À en croire cette dame, chaque nouvelle cliente que tu réussis à décrocher pour la clinique t'apporte 250 euros soit près de 170 000 FCFA. Mais derrière ce business se cachent des non-dits. Appelée à l'époque Univers med, l'histoire de cette clinique a fait le tour du monde. Lors d'un reportage télé sur la chaîne France 2 en avril 2021, l'agence Univers Med connue également sous le nom d'Univers Esthétique et d'Univers Tour s'est fait attaquer par des mannequins européens dont l'opération avait connu un échec total. L'effet du reportage sur la réputation de cette agence et de son chirurgien était catastrophique, d'autant plus que la direction n'a pas pu nier les faits.

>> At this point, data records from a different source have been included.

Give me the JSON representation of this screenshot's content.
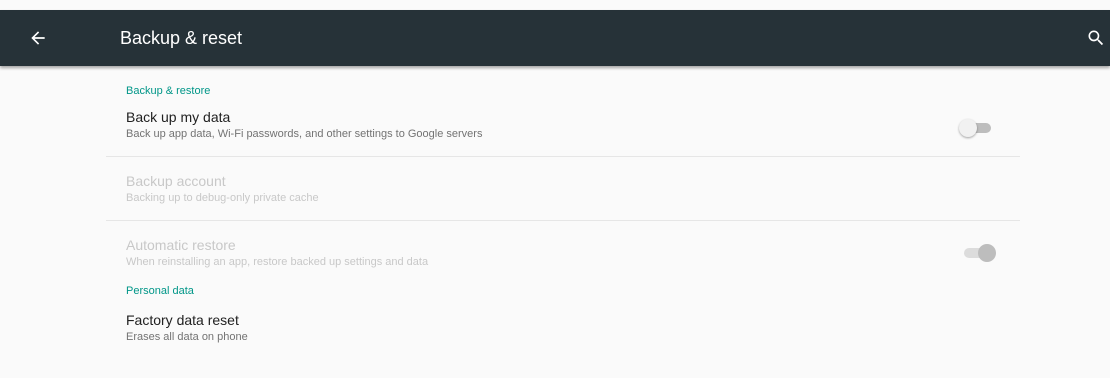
{
  "toolbar": {
    "title": "Backup & reset",
    "back_icon": "arrow-back-icon",
    "search_icon": "search-icon",
    "background": "#263238"
  },
  "sections": {
    "backup_restore": {
      "header": "Backup & restore",
      "backup_my_data": {
        "title": "Back up my data",
        "summary": "Back up app data, Wi-Fi passwords, and other settings to Google servers",
        "switch_on": false
      },
      "backup_account": {
        "title": "Backup account",
        "summary": "Backing up to debug-only private cache"
      },
      "automatic_restore": {
        "title": "Automatic restore",
        "summary": "When reinstalling an app, restore backed up settings and data",
        "switch_on": true
      }
    },
    "personal_data": {
      "header": "Personal data",
      "factory_reset": {
        "title": "Factory data reset",
        "summary": "Erases all data on phone"
      }
    }
  },
  "colors": {
    "accent": "#009688",
    "disabled_text": "#c8c8c8"
  }
}
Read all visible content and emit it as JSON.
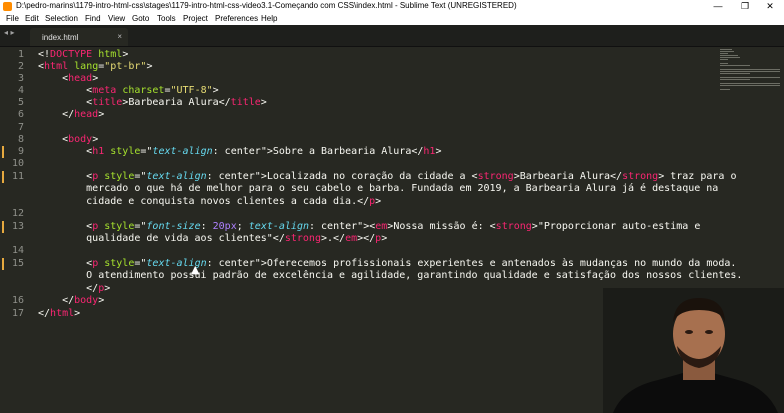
{
  "window": {
    "title": "D:\\pedro-marins\\1179-intro-html-css\\stages\\1179-intro-html-css-video3.1-Começando com CSS\\index.html - Sublime Text (UNREGISTERED)",
    "minimize": "—",
    "maximize": "❐",
    "close": "✕"
  },
  "menu": [
    "File",
    "Edit",
    "Selection",
    "Find",
    "View",
    "Goto",
    "Tools",
    "Project",
    "Preferences",
    "Help"
  ],
  "nav": {
    "arrows": "◂ ▸"
  },
  "tab": {
    "name": "index.html",
    "close": "×"
  },
  "line_numbers": [
    "1",
    "2",
    "3",
    "4",
    "5",
    "6",
    "7",
    "8",
    "9",
    "10",
    "11",
    "",
    "",
    "12",
    "13",
    "",
    "14",
    "15",
    "",
    "",
    "16",
    "17"
  ],
  "code": {
    "l1a": "<!",
    "l1b": "DOCTYPE",
    "l1c": " ",
    "l1d": "html",
    "l1e": ">",
    "l2a": "<",
    "l2b": "html",
    "l2c": " ",
    "l2d": "lang",
    "l2e": "=",
    "l2f": "\"pt-br\"",
    "l2g": ">",
    "l3a": "    <",
    "l3b": "head",
    "l3c": ">",
    "l4a": "        <",
    "l4b": "meta",
    "l4c": " ",
    "l4d": "charset",
    "l4e": "=",
    "l4f": "\"UTF-8\"",
    "l4g": ">",
    "l5a": "        <",
    "l5b": "title",
    "l5c": ">Barbearia Alura</",
    "l5d": "title",
    "l5e": ">",
    "l6a": "    </",
    "l6b": "head",
    "l6c": ">",
    "l8a": "    <",
    "l8b": "body",
    "l8c": ">",
    "l9a": "        <",
    "l9b": "h1",
    "l9c": " ",
    "l9d": "style",
    "l9e": "=\"",
    "l9f": "text-align",
    "l9g": ": center",
    "l9h": "\"",
    "l9i": ">Sobre a Barbearia Alura</",
    "l9j": "h1",
    "l9k": ">",
    "l11a": "        <",
    "l11b": "p",
    "l11c": " ",
    "l11d": "style",
    "l11e": "=\"",
    "l11f": "text-align",
    "l11g": ": center",
    "l11h": "\"",
    "l11i": ">Localizada no coração da cidade a <",
    "l11j": "strong",
    "l11k": ">Barbearia Alura</",
    "l11l": "strong",
    "l11m": "> traz para o",
    "l11w1": "        mercado o que há de melhor para o seu cabelo e barba. Fundada em 2019, a Barbearia Alura já é destaque na",
    "l11w2a": "        cidade e conquista novos clientes a cada dia.</",
    "l11w2b": "p",
    "l11w2c": ">",
    "l13a": "        <",
    "l13b": "p",
    "l13c": " ",
    "l13d": "style",
    "l13e": "=\"",
    "l13f": "font-size",
    "l13g": ": ",
    "l13h": "20px",
    "l13i": "; ",
    "l13j": "text-align",
    "l13k": ": center",
    "l13l": "\"",
    "l13m": "><",
    "l13n": "em",
    "l13o": ">Nossa missão é: <",
    "l13p": "strong",
    "l13q": ">\"Proporcionar auto-estima e",
    "l13w1a": "        qualidade de vida aos clientes\"</",
    "l13w1b": "strong",
    "l13w1c": ">.</",
    "l13w1d": "em",
    "l13w1e": "></",
    "l13w1f": "p",
    "l13w1g": ">",
    "l15a": "        <",
    "l15b": "p",
    "l15c": " ",
    "l15d": "style",
    "l15e": "=\"",
    "l15f": "text-align",
    "l15g": ": center",
    "l15h": "\"",
    "l15i": ">Oferecemos profissionais experientes e antenados às mudanças no mundo da moda.",
    "l15w1": "        O atendimento possui padrão de excelência e agilidade, garantindo qualidade e satisfação dos nossos clientes.",
    "l15w2a": "        </",
    "l15w2b": "p",
    "l15w2c": ">",
    "l16a": "    </",
    "l16b": "body",
    "l16c": ">",
    "l17a": "</",
    "l17b": "html",
    "l17c": ">"
  },
  "colors": {
    "background": "#272822",
    "tag": "#f92672",
    "attribute": "#a6e22e",
    "string": "#e6db74",
    "property": "#66d9ef",
    "number": "#ae81ff"
  }
}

Pour y remédier, Univers Med a créé une autre marque intitulée Univers Tour et a commencé à collaborer avec d'autres médecins. De plus, le tour opérateur a bombardé les forums et les réseaux sociaux par des témoignages positifs pour combler les vrais avis négatifs sur Univers Med. Mais malheureusement pour elle, la tentative de blanchiment a échoué, car l'impact de l'émission était énorme, sans oublier la publication de plusieurs témoignages vidéo postés par de vraies patientes. Ayant épuisé toutes ses chances, l'entreprise a changé de nom en devenant Glam Travel. Elle a changé de technique d'approche en s'orientant vers l'Afrique avec comme cibles principales les influenceuses.